Strathcona is designed to produce up to 20,000 barrels a day at full capacity, making it Canada’s largest renewable diesel plant once fully ramped. The fuel can be used in diesel engines certified to relevant standards without engine modifications, a key requirement for haul fleets that cannot absorb lengthy retrofit downtime. Teck’s 2025 Sustainability Report, covering January 1 through December 31, 2025 and marking the company’s 25th annual sustainability report, classifies emissions from renewable diesel as biogenic emissions under the GHG Protocol rather than as Scope 1.

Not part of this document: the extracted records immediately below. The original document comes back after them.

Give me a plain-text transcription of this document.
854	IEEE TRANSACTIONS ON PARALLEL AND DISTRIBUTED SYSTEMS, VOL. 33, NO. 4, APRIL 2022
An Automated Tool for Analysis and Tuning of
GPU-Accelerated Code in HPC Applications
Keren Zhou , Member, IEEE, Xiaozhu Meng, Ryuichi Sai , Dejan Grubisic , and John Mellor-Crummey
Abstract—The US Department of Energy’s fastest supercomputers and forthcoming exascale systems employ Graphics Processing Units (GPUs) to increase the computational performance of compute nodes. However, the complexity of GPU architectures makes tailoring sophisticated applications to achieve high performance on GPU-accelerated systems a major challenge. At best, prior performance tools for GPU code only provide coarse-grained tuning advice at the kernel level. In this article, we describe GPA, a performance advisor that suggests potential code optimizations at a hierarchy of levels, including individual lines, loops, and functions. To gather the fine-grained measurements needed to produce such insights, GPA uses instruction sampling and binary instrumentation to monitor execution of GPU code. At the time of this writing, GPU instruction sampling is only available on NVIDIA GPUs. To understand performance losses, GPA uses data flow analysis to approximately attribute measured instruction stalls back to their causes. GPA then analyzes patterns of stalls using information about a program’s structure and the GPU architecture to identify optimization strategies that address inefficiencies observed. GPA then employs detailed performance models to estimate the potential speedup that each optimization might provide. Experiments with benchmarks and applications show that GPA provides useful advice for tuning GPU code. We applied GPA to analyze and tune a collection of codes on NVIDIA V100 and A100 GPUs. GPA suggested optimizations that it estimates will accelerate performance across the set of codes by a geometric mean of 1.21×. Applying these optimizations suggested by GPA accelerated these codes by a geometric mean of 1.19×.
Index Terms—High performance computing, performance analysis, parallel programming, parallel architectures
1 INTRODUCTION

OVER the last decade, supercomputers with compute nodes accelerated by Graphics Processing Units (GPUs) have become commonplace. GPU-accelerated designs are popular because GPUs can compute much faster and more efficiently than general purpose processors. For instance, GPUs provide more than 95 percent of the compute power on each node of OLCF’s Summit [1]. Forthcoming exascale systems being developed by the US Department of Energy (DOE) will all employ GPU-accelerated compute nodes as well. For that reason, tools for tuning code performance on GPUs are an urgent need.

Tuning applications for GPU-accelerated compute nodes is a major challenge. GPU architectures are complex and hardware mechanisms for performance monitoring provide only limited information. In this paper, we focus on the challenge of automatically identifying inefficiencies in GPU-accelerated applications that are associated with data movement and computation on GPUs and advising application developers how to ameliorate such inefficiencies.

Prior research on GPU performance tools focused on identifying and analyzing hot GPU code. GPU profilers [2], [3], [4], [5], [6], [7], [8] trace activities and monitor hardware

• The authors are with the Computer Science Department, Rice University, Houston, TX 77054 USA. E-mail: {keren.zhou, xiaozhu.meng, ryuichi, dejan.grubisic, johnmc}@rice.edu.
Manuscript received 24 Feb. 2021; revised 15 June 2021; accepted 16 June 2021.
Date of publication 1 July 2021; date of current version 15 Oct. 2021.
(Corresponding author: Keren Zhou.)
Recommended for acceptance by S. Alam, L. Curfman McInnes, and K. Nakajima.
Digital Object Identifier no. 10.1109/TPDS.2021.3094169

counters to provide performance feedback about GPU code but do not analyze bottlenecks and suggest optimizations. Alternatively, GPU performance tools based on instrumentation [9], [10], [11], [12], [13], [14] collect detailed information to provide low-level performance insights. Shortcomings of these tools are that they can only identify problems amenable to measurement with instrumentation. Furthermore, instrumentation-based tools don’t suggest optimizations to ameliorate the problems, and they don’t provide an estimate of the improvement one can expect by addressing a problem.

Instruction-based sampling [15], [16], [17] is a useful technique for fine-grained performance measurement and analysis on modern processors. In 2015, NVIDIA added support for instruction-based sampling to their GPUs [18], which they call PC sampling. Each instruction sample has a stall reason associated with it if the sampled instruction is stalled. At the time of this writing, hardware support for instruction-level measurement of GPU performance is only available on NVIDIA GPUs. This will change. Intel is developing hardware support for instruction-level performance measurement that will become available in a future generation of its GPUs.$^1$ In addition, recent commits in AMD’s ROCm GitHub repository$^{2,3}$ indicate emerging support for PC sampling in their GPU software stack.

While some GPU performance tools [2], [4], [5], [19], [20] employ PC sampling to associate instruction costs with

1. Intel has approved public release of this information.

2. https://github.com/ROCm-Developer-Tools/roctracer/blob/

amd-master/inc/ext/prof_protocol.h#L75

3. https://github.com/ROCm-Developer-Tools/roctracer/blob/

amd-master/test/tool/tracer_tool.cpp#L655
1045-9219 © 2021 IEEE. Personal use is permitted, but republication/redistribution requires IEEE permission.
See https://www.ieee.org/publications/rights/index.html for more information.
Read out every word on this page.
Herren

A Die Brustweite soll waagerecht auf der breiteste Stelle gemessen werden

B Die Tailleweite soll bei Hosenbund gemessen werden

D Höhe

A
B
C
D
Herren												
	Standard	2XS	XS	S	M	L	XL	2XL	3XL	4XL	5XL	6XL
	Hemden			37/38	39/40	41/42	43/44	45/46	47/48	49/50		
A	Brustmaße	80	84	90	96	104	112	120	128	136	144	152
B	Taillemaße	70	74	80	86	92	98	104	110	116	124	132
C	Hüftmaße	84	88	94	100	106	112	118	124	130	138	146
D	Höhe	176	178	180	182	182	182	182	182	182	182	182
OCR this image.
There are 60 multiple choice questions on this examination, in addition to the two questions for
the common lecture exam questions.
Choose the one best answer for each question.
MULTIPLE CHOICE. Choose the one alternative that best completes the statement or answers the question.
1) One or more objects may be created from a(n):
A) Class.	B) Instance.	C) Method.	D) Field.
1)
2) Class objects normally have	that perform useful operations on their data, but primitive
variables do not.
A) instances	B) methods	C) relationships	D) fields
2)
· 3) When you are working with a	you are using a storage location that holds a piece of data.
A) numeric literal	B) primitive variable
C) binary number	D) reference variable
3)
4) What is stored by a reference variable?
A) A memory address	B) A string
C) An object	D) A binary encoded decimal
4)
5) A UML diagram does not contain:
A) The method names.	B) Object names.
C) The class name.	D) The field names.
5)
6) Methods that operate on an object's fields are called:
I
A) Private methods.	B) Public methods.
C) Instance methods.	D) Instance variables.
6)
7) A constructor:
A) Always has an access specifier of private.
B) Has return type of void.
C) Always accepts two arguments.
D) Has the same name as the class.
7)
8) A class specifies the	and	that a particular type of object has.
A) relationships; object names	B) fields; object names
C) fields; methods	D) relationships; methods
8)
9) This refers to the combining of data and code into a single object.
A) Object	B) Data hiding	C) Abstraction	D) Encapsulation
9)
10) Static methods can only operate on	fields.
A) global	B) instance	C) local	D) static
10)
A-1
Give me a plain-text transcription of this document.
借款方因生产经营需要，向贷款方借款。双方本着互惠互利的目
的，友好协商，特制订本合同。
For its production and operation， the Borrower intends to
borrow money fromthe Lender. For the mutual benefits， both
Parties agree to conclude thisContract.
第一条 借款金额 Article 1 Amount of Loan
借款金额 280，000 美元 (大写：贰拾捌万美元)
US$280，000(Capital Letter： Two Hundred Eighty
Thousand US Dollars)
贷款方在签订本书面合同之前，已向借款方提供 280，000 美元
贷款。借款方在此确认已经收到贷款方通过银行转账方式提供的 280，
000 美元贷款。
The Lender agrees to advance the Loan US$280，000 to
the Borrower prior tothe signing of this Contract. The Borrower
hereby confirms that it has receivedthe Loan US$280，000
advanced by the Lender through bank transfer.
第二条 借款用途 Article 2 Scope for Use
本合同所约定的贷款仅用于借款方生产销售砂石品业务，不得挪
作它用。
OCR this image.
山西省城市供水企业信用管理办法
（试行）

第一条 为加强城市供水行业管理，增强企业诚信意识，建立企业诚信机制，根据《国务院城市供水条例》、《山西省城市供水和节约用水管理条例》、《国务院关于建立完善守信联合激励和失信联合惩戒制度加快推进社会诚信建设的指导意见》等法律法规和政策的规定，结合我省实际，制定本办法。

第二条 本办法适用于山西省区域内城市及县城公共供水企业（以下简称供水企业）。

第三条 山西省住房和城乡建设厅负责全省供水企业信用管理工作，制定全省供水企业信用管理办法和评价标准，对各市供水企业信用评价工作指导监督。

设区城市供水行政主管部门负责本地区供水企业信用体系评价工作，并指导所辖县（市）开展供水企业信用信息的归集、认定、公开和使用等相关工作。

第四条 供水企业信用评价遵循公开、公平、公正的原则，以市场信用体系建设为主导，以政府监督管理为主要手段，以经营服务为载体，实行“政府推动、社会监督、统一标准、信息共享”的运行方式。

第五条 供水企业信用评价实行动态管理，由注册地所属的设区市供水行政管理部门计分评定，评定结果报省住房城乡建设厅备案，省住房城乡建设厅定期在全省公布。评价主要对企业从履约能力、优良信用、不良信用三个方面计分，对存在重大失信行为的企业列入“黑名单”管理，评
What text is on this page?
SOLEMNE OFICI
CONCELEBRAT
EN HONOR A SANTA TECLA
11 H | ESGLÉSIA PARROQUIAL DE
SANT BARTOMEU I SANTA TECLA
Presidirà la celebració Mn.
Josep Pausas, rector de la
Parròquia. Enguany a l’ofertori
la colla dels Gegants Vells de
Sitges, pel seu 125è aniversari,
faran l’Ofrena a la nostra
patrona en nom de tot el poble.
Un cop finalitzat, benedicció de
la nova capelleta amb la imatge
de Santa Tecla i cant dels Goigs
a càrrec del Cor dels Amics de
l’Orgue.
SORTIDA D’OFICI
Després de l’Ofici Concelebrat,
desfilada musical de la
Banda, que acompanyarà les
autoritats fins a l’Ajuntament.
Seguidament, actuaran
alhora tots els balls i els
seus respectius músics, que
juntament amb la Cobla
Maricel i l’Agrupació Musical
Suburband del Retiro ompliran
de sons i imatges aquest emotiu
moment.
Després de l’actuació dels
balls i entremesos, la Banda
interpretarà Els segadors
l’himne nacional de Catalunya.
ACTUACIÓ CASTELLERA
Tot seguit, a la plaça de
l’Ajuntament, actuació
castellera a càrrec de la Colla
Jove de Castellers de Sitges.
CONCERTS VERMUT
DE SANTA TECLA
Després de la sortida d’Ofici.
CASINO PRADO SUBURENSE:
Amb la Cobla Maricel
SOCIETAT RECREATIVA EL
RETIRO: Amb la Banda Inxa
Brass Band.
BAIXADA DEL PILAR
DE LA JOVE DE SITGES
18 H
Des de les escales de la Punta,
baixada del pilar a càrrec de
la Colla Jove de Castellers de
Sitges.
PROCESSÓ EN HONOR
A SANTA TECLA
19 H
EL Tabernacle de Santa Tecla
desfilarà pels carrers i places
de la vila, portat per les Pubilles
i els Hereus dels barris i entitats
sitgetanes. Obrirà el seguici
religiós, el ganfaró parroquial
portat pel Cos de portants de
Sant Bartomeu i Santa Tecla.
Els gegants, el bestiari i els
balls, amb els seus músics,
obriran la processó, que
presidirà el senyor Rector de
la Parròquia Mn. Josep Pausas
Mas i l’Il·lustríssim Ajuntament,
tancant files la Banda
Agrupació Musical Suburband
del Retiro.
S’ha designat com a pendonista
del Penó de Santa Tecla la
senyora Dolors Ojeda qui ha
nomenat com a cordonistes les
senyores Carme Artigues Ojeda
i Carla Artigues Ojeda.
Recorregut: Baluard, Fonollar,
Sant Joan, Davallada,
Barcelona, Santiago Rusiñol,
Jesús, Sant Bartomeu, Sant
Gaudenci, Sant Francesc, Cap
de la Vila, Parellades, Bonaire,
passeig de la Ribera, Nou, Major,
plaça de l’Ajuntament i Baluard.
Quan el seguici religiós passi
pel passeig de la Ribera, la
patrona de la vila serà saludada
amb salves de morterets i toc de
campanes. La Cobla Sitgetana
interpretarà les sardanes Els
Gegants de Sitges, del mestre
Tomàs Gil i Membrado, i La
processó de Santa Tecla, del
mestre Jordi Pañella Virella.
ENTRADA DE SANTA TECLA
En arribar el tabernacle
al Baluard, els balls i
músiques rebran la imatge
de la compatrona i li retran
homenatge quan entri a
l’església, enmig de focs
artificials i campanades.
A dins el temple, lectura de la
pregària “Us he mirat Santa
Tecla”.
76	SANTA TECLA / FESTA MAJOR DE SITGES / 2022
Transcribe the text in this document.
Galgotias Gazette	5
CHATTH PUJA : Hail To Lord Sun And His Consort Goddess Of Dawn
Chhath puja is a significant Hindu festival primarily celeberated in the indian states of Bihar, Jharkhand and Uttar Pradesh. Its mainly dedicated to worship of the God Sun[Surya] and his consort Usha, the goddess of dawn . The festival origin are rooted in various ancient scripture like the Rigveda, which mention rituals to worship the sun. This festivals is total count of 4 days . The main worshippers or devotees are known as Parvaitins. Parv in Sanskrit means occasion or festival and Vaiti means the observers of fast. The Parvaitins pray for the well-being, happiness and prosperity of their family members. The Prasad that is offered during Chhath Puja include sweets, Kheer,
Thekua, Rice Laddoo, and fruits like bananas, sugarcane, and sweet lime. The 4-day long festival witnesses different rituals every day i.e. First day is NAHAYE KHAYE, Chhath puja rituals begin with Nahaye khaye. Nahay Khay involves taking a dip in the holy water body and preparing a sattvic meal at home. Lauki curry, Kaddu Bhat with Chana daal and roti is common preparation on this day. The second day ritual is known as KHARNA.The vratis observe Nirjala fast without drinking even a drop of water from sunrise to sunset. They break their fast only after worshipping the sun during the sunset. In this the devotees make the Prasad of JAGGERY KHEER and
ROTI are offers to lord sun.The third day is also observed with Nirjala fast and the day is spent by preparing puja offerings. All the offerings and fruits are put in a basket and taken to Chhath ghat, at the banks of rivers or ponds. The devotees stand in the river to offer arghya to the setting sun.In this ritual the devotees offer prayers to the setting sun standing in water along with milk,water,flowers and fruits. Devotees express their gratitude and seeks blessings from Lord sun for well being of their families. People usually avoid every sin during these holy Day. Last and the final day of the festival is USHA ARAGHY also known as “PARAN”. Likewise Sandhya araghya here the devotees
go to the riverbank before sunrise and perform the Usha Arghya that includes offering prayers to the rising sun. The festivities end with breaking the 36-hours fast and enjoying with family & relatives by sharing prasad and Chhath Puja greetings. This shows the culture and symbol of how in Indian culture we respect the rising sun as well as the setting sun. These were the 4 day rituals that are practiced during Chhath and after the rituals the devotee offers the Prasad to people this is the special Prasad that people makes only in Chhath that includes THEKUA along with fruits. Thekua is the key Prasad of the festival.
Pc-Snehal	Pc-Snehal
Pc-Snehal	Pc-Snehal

Highland Valley Copper Operations sits about 17 kilometres west of Logan Lake and about 50 kilometres southwest of Kamloops, and Teck owns 100% of the site. Teck produced copper and molybdenum concentrates in 2025, with operating results showing revenue of $1.883 billion and copper production of 127 thousand tonnes. Teck is advancing the Highland Valley Copper Mine Life Extension Project.

In 2022, Teck announced a separate agreement with Caterpillar to work toward deploying 30 zero-emissions large haul trucks beginning in 2027, initially at its Elk Valley steelmaking coal operations. Teck has said it will pair those longer-dated truck programs with near-term diesel displacement through renewable fuels and trolley-assist, while it targets a 33% reduction in the carbon intensity of its operations by the end of 2030 and net-zero Scope 1 and 2 emissions by the end of 2050.